- Born: 1946 (age 79–80) Aberdeen, Scotland
- Education: Ealing School of Art, London; Winchester School of Art, Winchester; Royal College of Art, London;
- Known for: Sculpture
- Website: JamesCastleSculpture.co.uk

= James Castle (sculptor) =

Scottish sculptor and artist

James Castle is a Scottish sculptor and artist based in Malmesbury, Wiltshire. The majority of his work is carved in wood; there are also sculptures modelled in plaster and clay, some of which have been cast into bronze.

Castle was born in 1946, in Aberdeen, Scotland. He was educated at Ealing School of Art, London; Winchester School of Art, Winchester, where he was taught by Heinz Henghes; and the Royal College of Art, London. He worked as a senior lecturer in sculpture at the University of Gloucestershire, Cheltenham.
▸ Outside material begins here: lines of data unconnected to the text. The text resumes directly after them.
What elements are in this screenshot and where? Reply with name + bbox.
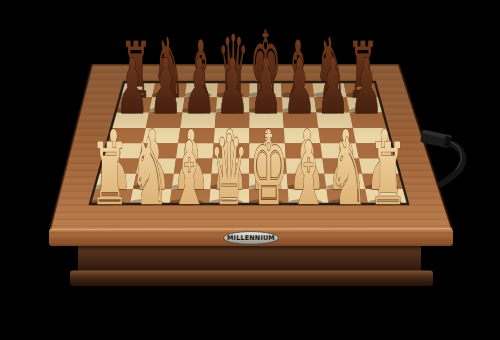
chess-pieces: ♜♞♝♛♚♝♞♜♟♟♟♟♟♟♟♟♟♟♟♟♟♟♟♟♜♞♝♛♚♝♞♜ xyxy=(90,11,407,227)
lid-front-highlight xyxy=(50,229,452,230)
product-photo-stage: MILLENNIUM ♜♞♝♛♚♝♞♜♟♟♟♟♟♟♟♟♟♟♟♟♟♟♟♟♜♞♝♛♚… xyxy=(0,0,500,340)
piece-white-bishop-c1[interactable]: ♝ xyxy=(170,123,209,225)
chess-computer-photo: MILLENNIUM ♜♞♝♛♚♝♞♜♟♟♟♟♟♟♟♟♟♟♟♟♟♟♟♟♜♞♝♛♚… xyxy=(0,0,500,340)
piece-white-knight-b1[interactable]: ♞ xyxy=(130,119,169,227)
brand-label: MILLENNIUM xyxy=(227,234,275,242)
piece-white-bishop-f1[interactable]: ♝ xyxy=(289,123,328,225)
piece-white-rook-a1[interactable]: ♜ xyxy=(91,125,130,225)
brand-badge: MILLENNIUM xyxy=(224,232,279,245)
piece-white-king-e1[interactable]: ♚ xyxy=(250,109,289,228)
piece-white-queen-d1[interactable]: ♛ xyxy=(210,115,249,227)
piece-white-rook-h1[interactable]: ♜ xyxy=(369,125,408,225)
box-base xyxy=(70,271,433,287)
piece-white-knight-g1[interactable]: ♞ xyxy=(329,119,368,227)
box-body xyxy=(78,244,421,274)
A lot of Castle's work depicts loosely, or cryptically anthropomorphic animals. He says: "I think one of the reasons I began to use animals as a metaphor for the human condition came from the fact that we like to bestow these creatures with the same kinds of emotions as our own, without ever really knowing what is going on... this 'one step removed' from our reality is of interest to me."

He was an invited artist at the Royal West of England Academy in 2006. He exhibits with the Compass Gallery, Glasgow, and with the Bohun Gallery, Henley upon Thames.